Good night for young talent.

Calling Kevin Love phenomenal might be understating his basketball abilities. The 6-8 center for Lake Oswego (Ore.) HS, had a fair showing against archrival Lakeridge on Friday night. Love ended up the evening with 14 points, 14 rebounds, three assists, five blocked shots and a steal leading the Lakers to a 70-61 win over the Pacers. Not a bad night for the Lake Oswego varsity or for Love either considering he is only a freshman.

Love's basketball exploits are growing weekly. During the Christmas break last December, Love was named Most Valuable Player at the Les Schawb Invitational Tournament, held at the University of Portland. Lake Oswego played Redmond in one round and Kevin faced Maarty Leunen, the 6-8 power forward and a player bound for the Oregon Ducks. Leunen guided Redmond to the State 4A Boys Basketball Championship last year but the Panthers were no match and lost in a 55-35 blow out. Perennial Oregon high school power house Jesuit won the tourney by beating Lake Oswego 64-42.

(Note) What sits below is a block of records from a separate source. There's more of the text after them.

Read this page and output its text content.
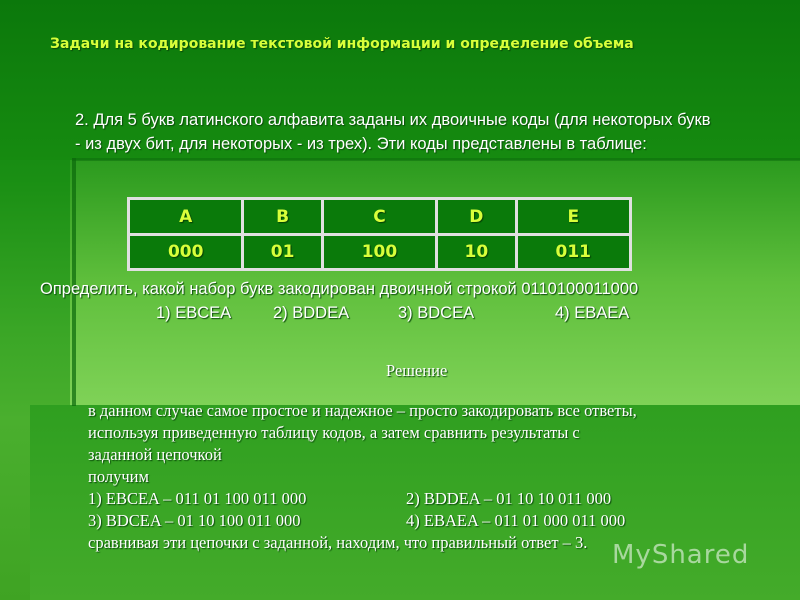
Задачи на кодирование текстовой информации и определение объема
2. Для 5 букв латинского алфавита заданы их двоичные коды (для некоторых букв - из двух бит, для некоторых - из трех). Эти коды представлены в таблице:
A	B	C	D	E
000	01	100	10	011
Определить, какой набор букв закодирован двоичной строкой 0110100011000
1) EBCEA	2) BDDEA	3) BDCEA	4) EBAEA
Решение
в данном случае самое простое и надежное – просто закодировать все ответы,
используя приведенную таблицу кодов, а затем сравнить результаты с
заданной цепочкой
получим
1) EBCEA – 011 01 100 011 000	2) BDDEA – 01 10 10 011 000
3) BDCEA – 01 10 100 011 000	4) EBAEA – 011 01 000 011 000
сравнивая эти цепочки с заданной, находим, что правильный ответ – 3. MyShared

As word spreads around the Portland area more and more curious onlookers are showing up at high school gyms on Tuesday and Friday nights just to see how good this kid really is. Love was recently sidelined with an illness but last week against Milwaukie High School, the smooth skilled big man in his second game back from illness simply took over the game when the Mustangs had cut the Oswego lead to six points. Love scored 18 points in the fourth quarter allowing the Lakers to pull away to a 66-54 win, despite being physically pushed and held.

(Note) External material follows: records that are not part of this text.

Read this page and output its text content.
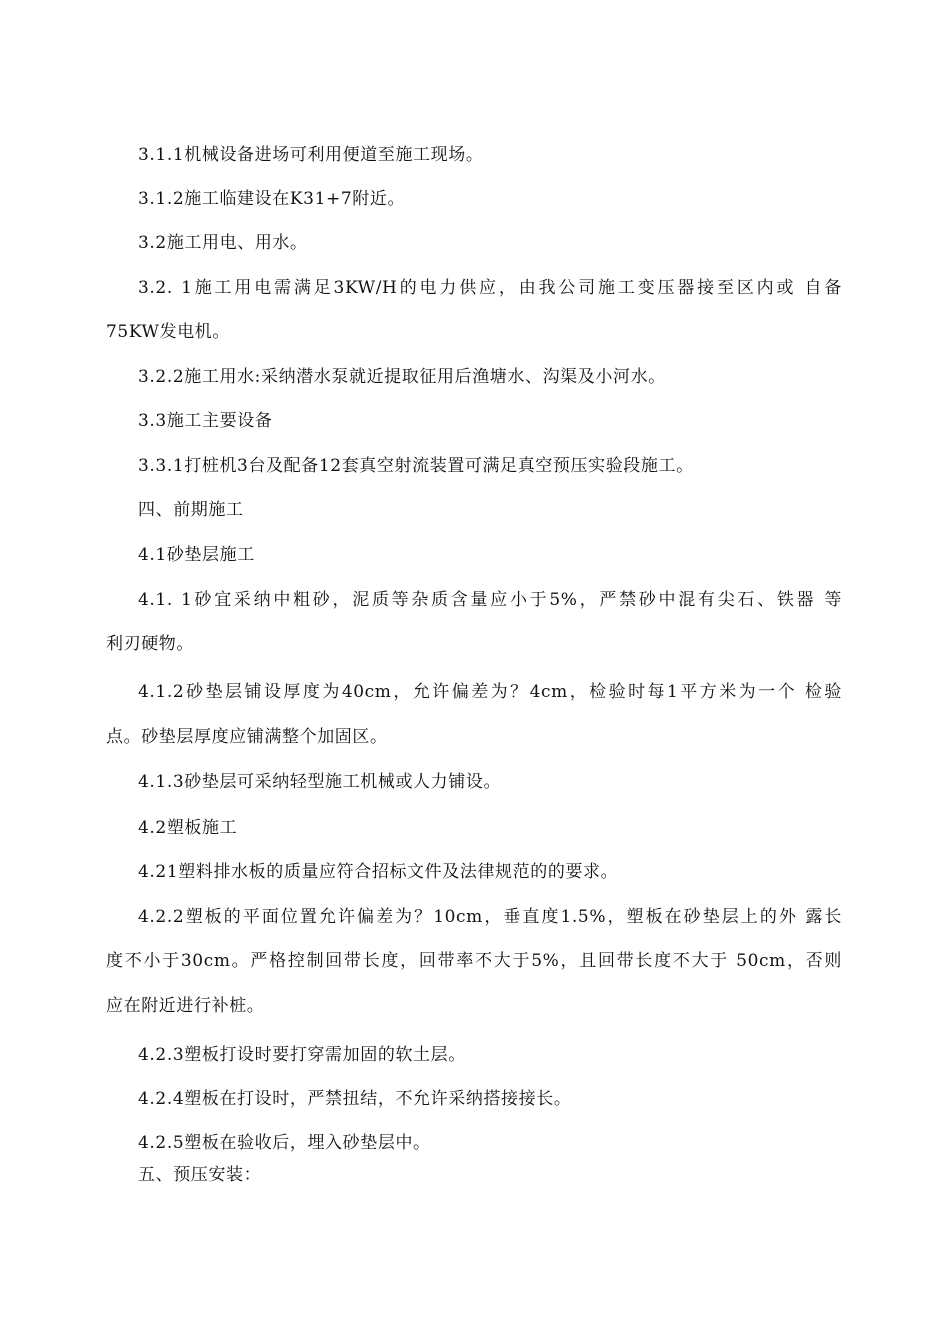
3.1.1机械设备进场可利用便道至施工现场。
3.1.2施工临建设在K31+7附近。
3.2施工用电、用水。
3.2. 1施工用电需满足3KW/H的电力供应，由我公司施工变压器接至区内或 自备
75KW发电机。
3.2.2施工用水:采纳潜水泵就近提取征用后渔塘水、沟渠及小河水。
3.3施工主要设备
3.3.1打桩机3台及配备12套真空射流装置可满足真空预压实验段施工。
四、前期施工
4.1砂垫层施工
4.1. 1砂宜采纳中粗砂，泥质等杂质含量应小于5%，严禁砂中混有尖石、铁器 等
利刃硬物。
4.1.2砂垫层铺设厚度为40cm，允许偏差为？4cm，检验时每1平方米为一个 检验
点。砂垫层厚度应铺满整个加固区。
4.1.3砂垫层可采纳轻型施工机械或人力铺设。
4.2塑板施工
4.21塑料排水板的质量应符合招标文件及法律规范的的要求。
4.2.2塑板的平面位置允许偏差为？10cm，垂直度1.5%，塑板在砂垫层上的外 露长
度不小于30cm。严格控制回带长度，回带率不大于5%，且回带长度不大于 50cm，否则
应在附近进行补桩。
4.2.3塑板打设时要打穿需加固的软土层。
4.2.4塑板在打设时，严禁扭结，不允许采纳搭接接长。
4.2.5塑板在验收后，埋入砂垫层中。
五、预压安装：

The Lakers improved their record to 12-6 against Lakeridge and avenged an earlier 52-43 loss. Lake Oswego is now battling Oregon City for the Three Rivers League title. Love's bout with illness accounts for why the Lakers are now in second place and not first, but somehow it is hard to imagine the Lake Oswego team not being around when playoffs finally arrive. Kevin will see to that. He seems to have a maturity about him that allows him to see the game on a plane that not many do.

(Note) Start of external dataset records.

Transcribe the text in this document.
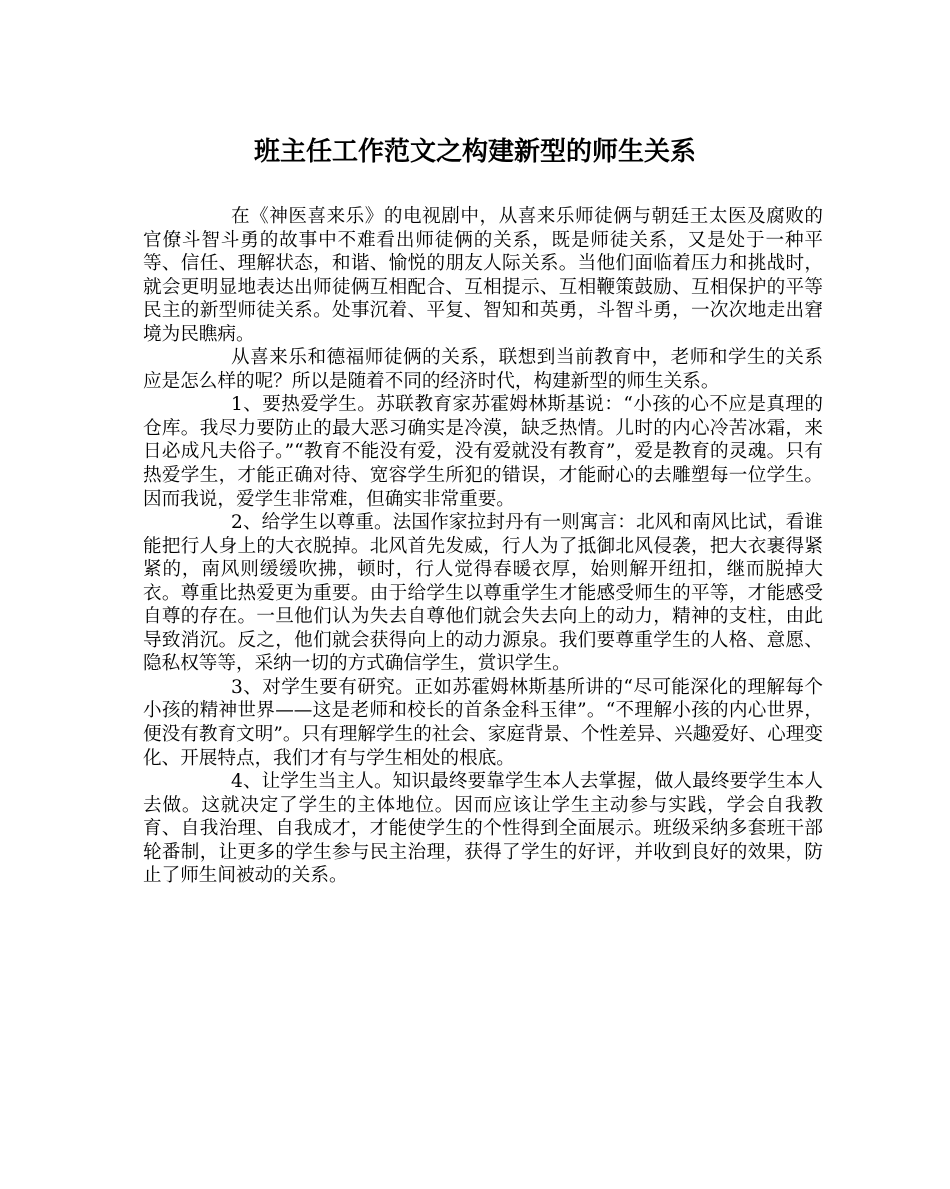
班主任工作范文之构建新型的师生关系

在《神医喜来乐》的电视剧中，从喜来乐师徒俩与朝廷王太医及腐败的官僚斗智斗勇的故事中不难看出师徒俩的关系，既是师徒关系，又是处于一种平等、信任、理解状态，和谐、愉悦的朋友人际关系。当他们面临着压力和挑战时，就会更明显地表达出师徒俩互相配合、互相提示、互相鞭策鼓励、互相保护的平等民主的新型师徒关系。处事沉着、平复、智知和英勇，斗智斗勇，一次次地走出窘境为民瞧病。

从喜来乐和德福师徒俩的关系，联想到当前教育中，老师和学生的关系应是怎么样的呢？所以是随着不同的经济时代，构建新型的师生关系。

1、要热爱学生。苏联教育家苏霍姆林斯基说：“小孩的心不应是真理的仓库。我尽力要防止的最大恶习确实是冷漠，缺乏热情。儿时的内心冷苦冰霜，来日必成凡夫俗子。”“教育不能没有爱，没有爱就没有教育”，爱是教育的灵魂。只有热爱学生，才能正确对待、宽容学生所犯的错误，才能耐心的去雕塑每一位学生。因而我说，爱学生非常难，但确实非常重要。

2、给学生以尊重。法国作家拉封丹有一则寓言：北风和南风比试，看谁能把行人身上的大衣脱掉。北风首先发威，行人为了抵御北风侵袭，把大衣裹得紧紧的，南风则缓缓吹拂，顿时，行人觉得春暖衣厚，始则解开纽扣，继而脱掉大衣。尊重比热爱更为重要。由于给学生以尊重学生才能感受师生的平等，才能感受自尊的存在。一旦他们认为失去自尊他们就会失去向上的动力，精神的支柱，由此导致消沉。反之，他们就会获得向上的动力源泉。我们要尊重学生的人格、意愿、隐私权等等，采纳一切的方式确信学生，赏识学生。

3、对学生要有研究。正如苏霍姆林斯基所讲的“尽可能深化的理解每个小孩的精神世界——这是老师和校长的首条金科玉律”。“不理解小孩的内心世界，便没有教育文明”。只有理解学生的社会、家庭背景、个性差异、兴趣爱好、心理变化、开展特点，我们才有与学生相处的根底。

4、让学生当主人。知识最终要靠学生本人去掌握，做人最终要学生本人去做。这就决定了学生的主体地位。因而应该让学生主动参与实践，学会自我教育、自我治理、自我成才，才能使学生的个性得到全面展示。班级采纳多套班干部轮番制，让更多的学生参与民主治理，获得了学生的好评，并收到良好的效果，防止了师生间被动的关系。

His outlet passes are so forceful and accurate that many Portlanders can only recall one other player having the same type of passing skills -- No. 32, Bill Walton of the 1977 World Champion Trailblazers.

"He has an innate ability to throw outlet passes," said Rob Closs, a color commentator for the Oregon Sports Network and former Duck player. Closs has seen Love play eight times already this season and is awed by the youngster's play.

"I'd take him right now at Oregon," Closs remarked.

Kevin is so good at all of the basics such as rebounding, passing, shooting and playing solid position defense that one could seriously see him playing at the Division I level and may be good enough to start on most teams this year. Some wonder if Love was to grow two more inches if he would find the NBA calling ala LaBron James. Maybe most impressive about Kevin Love's game are the things that aren't counted in a statistical notebook. He keeps his hands up and his fingers spread widely while his legs spread to form a solid, balanced base. His ability to be in the right place at the right time was well demonstrated when a Lakeridge guard made a left handed drive to the basket. Love was waiting, coiled up and with a devastating leap, the ball was cleanly block. The chant, "you were swatted" quickly erupted from the Laker student body section.

The cross-town students from Lakeridge could only watch. They had their say earlier when they chanted "overrated" at Love after he had missed a free throw attempt. Looking back, it was probably the wrong thing to say to Kevin. In the final few minutes of the game, Love swatted away shots, kept control of the backboards with good rebounding position. Even though he racked up his fourth personal foul early on in the fourth quarter, Love played with great poise and intelligence and stayed in the game. The outcome with him in the line up was never in doubt. Lake Oswego will take on third placed Putnam next Tuesday night at Putnam with tip-off scheduled at 7:30 p.m.

"Don't ever get him fired up," said Stan Love, Kevin's dad about the taunting chant. "That's when he really gets into it."

Stan Love made a name for himself in the late 60's when he came to the University of Oregon from Morningside High School in Inglewood, California. The senior Love played for the Ducks from 1967-71 before going on to the Baltimore Bullets (now Washington Wizards) for a four year NBA career. Stan was an All Pac-8 player and led the conference in scoring. Love and his wife have three children, Colin, 17, Kevin, 15 and Emily, 10. Kevin started playing basketball nearly as soon as he could walk.

One rumor that may be true is that Kevin is a student of the game of basketball and apparently is willing to ask good questions of coaches. He must learn from watching because during one play, Kevin got the ball at the high post and made a beautiful step move to the basket.

"He learned that move from watching No. 52 at Stanford," yelled a proud papa over the crowd noise and referring to 6-10 forward Matt Haryasz of the second ranked Cardinal.

The move was smooth and for basketball fans that view the game as an art form -- it was a Picasso in high-tops. Love has power, skill and grace in his game. Leaving the gym crowded well beyond the fire marshal's limit, one could see the smiling faces of those basketball fans that had come for no other reason than to see Love play. The look on their faces was telling as they appreciated what they had just witnessed and they wondered what would he be like when he's 16.